Le Festival International du Film d’Aubagne va passer cette semaine deux films très différents, Dans les forêts de Sibérie et 9 jours à Raqqa et pourtant, c’est bien vous qui avez composé la musique de ces deux films… C’est vous qui les avez choisis ?
Quand le festival d’Aubagne m’a demandé de choisir deux films, ce n’est pas par hasard si j’ai choisi Dans les forêts de Sibérie et 9 jours à Raqqa. Si l’un est une adaptation de livre et l’autre un documentaire et si les situations sont très différentes, les deux films parlent d’un thème qui me touche profondément : la solitude. Dans les forêts de Sibérie met en scène un personnage interprété par Raphaël Personnaz qui veut tout plaquer pour vivre dans un endroit vierge de toute humanité. La nature y est sauvage et aride et la solitude naît de l’absence de l’humain, même si un glacier en fonte porte un message plus complexe sur l’action de l’homme sur cet environnement. Dans 9 jours à Raqqa, la solitude de l’héroïne vient du fait que sa ville a été ravagée par l’homme ; l’État Islamique et sa défaite y ont laissé un capharnaüm monstrueux… Cette solitude rend les deux héros de ces films, aussi différents soient-ils, terriblement humains. Et c’est fabuleux, en tant que compositeur, de mettre en relief cette émotion.

Aussi différents soient-ils, on reconnait peut-être votre « patte » dans ces deux films avec la trompette…
En effet, dans ces deux films, on entend de la trompette, mais ce n’est pas toujours le cas. La musique de film est un exercice de style intéressant qui pousse à sortir de son confort et à chercher autre chose que ses références naturelles. Il faut communiquer au-delà du langage que je connais et partager une émotion que je découvre…

Vous travaillez donc différemment quand vous composez de la musique de film et un album ?
Quand je compose de la musique de film, je suis là pour mettre en relief émotionnellement un discours et un propos. Après, il peut y avoir des techniques différentes : nous travaillons parfois à partir d’un scénario et parfois à partir d’un montage final mais pour moi, le principal, c’est le discours émotionnel car nous sommes là pour mettre en évidence une émotion qui n’est pas toujours donnée.

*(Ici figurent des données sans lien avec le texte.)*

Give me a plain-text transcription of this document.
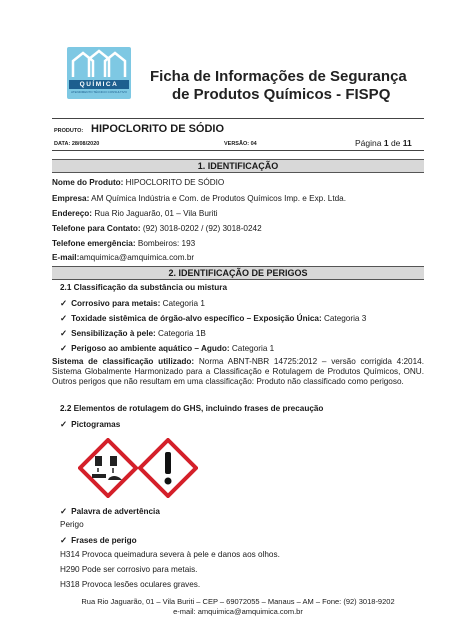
QUÍMICA
ATENDIMENTO TÉCNICO CONSULTIVO
Ficha de Informações de Segurança
de Produtos Químicos - FISPQ
PRODUTO: HIPOCLORITO DE SÓDIO
DATA: 28/08/2020	VERSÃO: 04	Página 1 de 11
1. IDENTIFICAÇÃO
Nome do Produto: HIPOCLORITO DE SÓDIO
Empresa: AM Química Indústria e Com. de Produtos Químicos Imp. e Exp. Ltda.
Endereço: Rua Rio Jaguarão, 01 – Vila Buriti
Telefone para Contato: (92) 3018-0202 / (92) 3018-0242
Telefone emergência: Bombeiros: 193
E-mail:amquimica@amquimica.com.br
2. IDENTIFICAÇÃO DE PERIGOS
2.1 Classificação da substância ou mistura
✓ Corrosivo para metais: Categoria 1
✓ Toxidade sistêmica de órgão-alvo específico – Exposição Única: Categoria 3
✓ Sensibilização à pele: Categoria 1B
✓ Perigoso ao ambiente aquático – Agudo: Categoria 1
Sistema de classificação utilizado: Norma ABNT-NBR 14725:2012 – versão corrigida 4:2014. Sistema Globalmente Harmonizado para a Classificação e Rotulagem de Produtos Químicos, ONU. Outros perigos que não resultam em uma classificação: Produto não classificado como perigoso.
2.2 Elementos de rotulagem do GHS, incluindo frases de precaução
✓ Pictogramas
✓ Palavra de advertência
Perigo
✓ Frases de perigo
H314 Provoca queimadura severa à pele e danos aos olhos.
H290 Pode ser corrosivo para metais.
H318 Provoca lesões oculares graves.
Rua Rio Jaguarão, 01 – Vila Buriti – CEP – 69072055 – Manaus – AM – Fone: (92) 3018-9202
e-mail: amquimica@amquimica.com.br
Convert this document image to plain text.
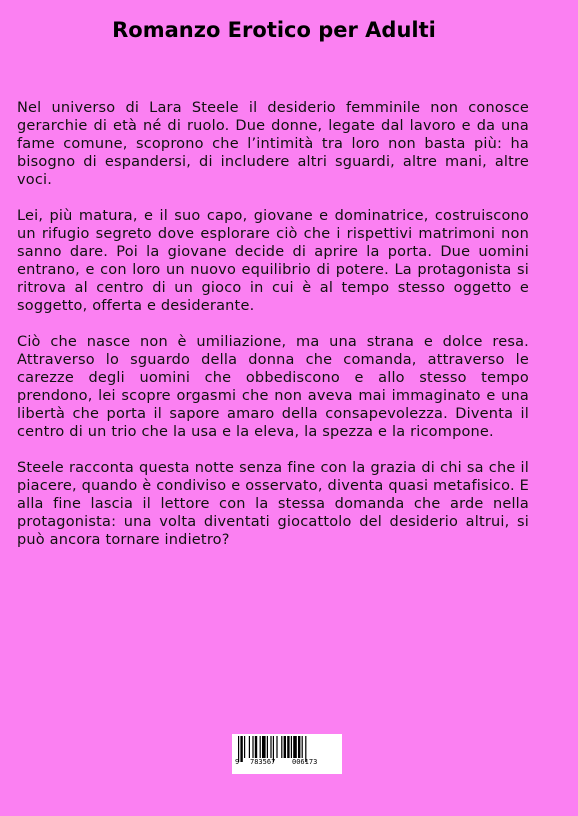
Romanzo Erotico per Adulti

Nel universo di Lara Steele il desiderio femminile non conosce gerarchie di età né di ruolo. Due donne, legate dal lavoro e da una fame comune, scoprono che l’intimità tra loro non basta più: ha bisogno di espandersi, di includere altri sguardi, altre mani, altre voci.

Lei, più matura, e il suo capo, giovane e dominatrice, costruiscono un rifugio segreto dove esplorare ciò che i rispettivi matrimoni non sanno dare. Poi la giovane decide di aprire la porta. Due uomini entrano, e con loro un nuovo equilibrio di potere. La protagonista si ritrova al centro di un gioco in cui è al tempo stesso oggetto e soggetto, offerta e desiderante.

Ciò che nasce non è umiliazione, ma una strana e dolce resa. Attraverso lo sguardo della donna che comanda, attraverso le carezze degli uomini che obbediscono e allo stesso tempo prendono, lei scopre orgasmi che non aveva mai immaginato e una libertà che porta il sapore amaro della consapevolezza. Diventa il centro di un trio che la usa e la eleva, la spezza e la ricompone.

Steele racconta questa notte senza fine con la grazia di chi sa che il piacere, quando è condiviso e osservato, diventa quasi metafisico. E alla fine lascia il lettore con la stessa domanda che arde nella protagonista: una volta diventati giocattolo del desiderio altrui, si può ancora tornare indietro?

9 783567 006173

Parfois, souvent même, c’est le silence qui est la meilleure musique dans un film, mais parfois, il faut également savoir prendre par la main la personne qui regarde le film, pour lui permettre de libérer son émotion…

Le travail sur la musique de film inspire-t-il le reste de votre musique ?
Le cinéma m’inspire tout le temps de nouvelles manières de travailler. Je crois que j’apporte aux films quelque chose de la spontanéité de ma musique live ; mais cela marche dans l’autre sens également : le fait de travailler pour le cinéma m’apprend énormément pour la musique de mes albums.

Ce travail est-il plus facile si vous connaissez bien ou travaillez régulièrement avec un réalisateur ?
Quand les atomes sont crochus, quand les sensibilités sont les mêmes et quand il y a une complicité humaine, il finit par y avoir une complicité artistique. C’est le cas avec Safy Nebbou ou Mohamed Amidi. C’est une aventure qui dépasse le cadre d’un film et qui est très intense.

La musique de film est-elle un aspect moins connu de votre œuvre ?
J’ai plusieurs métiers. Je gagne ma vie comme musicien et producteur de musique. On me demande aussi souvent de faire des musiques de film et l’avantage c’est que mon choix ne se fait pas sur des considérations économiques mais sur l’appréciation du projet et ce qu’il me communique d’émotion… J’ai la chance de choisir les films sur lesquels j’ai envie de travailler.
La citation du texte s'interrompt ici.